The infamous Squibb Bridge was demolished over the weekend.
Curbed NY

The infamously bouncy Squibb Bridge is no more.

Workers tore down the beleaguered span over this past weekend—finally putting an end to the problem-plagued structure. All that remains of the $4.1 million walkway are support pillars protruding into the air, but soon a newly-constructed zigzagging span will be installed between Brooklyn Bridge Park and the bridge’s namesake Squibb Park on Middagh Street in Brooklyn Heights.

Eric Landau, the president of the Brooklyn Bridge Park Corporation, told Curbed previously that rebuilding the bridge, rather than replacing unstable portions piecemeal, is the best method to ensure the structure is safe.

“We feel really, really strongly that having a functional bridge that doesn’t call into question whether or not it’s going to be open is paramount,” Landau said at the time.

The new footbridge will be designed and constructed by Arup, and will essentially replicate the look of the old Squibb span to the tune of $6.5 million—this is in addition to the original $4 million to build the first bridge, and $3.4 million more to fix it.

Ted Zoli of HNT designed the original bridge, which opened to the public in 2013. But by 2014 it has closed for what was supposed to be a brief period of repairs.

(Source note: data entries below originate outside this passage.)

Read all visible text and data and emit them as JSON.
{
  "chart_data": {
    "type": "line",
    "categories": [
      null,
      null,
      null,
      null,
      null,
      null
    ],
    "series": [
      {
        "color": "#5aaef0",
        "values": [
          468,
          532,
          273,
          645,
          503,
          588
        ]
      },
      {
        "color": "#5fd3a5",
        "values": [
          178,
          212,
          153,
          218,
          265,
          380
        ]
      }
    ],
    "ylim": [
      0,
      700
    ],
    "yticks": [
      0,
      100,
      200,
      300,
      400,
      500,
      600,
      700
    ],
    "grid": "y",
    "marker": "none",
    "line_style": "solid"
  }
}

The bridge wound up staying closed until April 2017 and racked up a multi-million dollar repair price tag. In that three year span, the Brooklyn Bridge Park Corporation filed a $3 million lawsuit against HNTB for poor execution of a flawed design. (The case was settled “with no admission of liability on either side,” according to Landau.)

The structure closed yet again last August, and had remained shuttered. The bridge was actually closed longer than it was open.

This time around, instead of using black locust to construct the walkway—a typically durable wood, but was beset with difficulties almost as soon as the bridge debuted nearly six years ago—the new span will be made of steel and aluminum.

The 450-foot path, which hovers over Furman Street, will utilize the existing support pillars from the old bridge and is currently being constructed off-site. It will be installed and open to the public by summer 2020, says Sarah Krauss, a spokesperson for Brooklyn Bridge Park.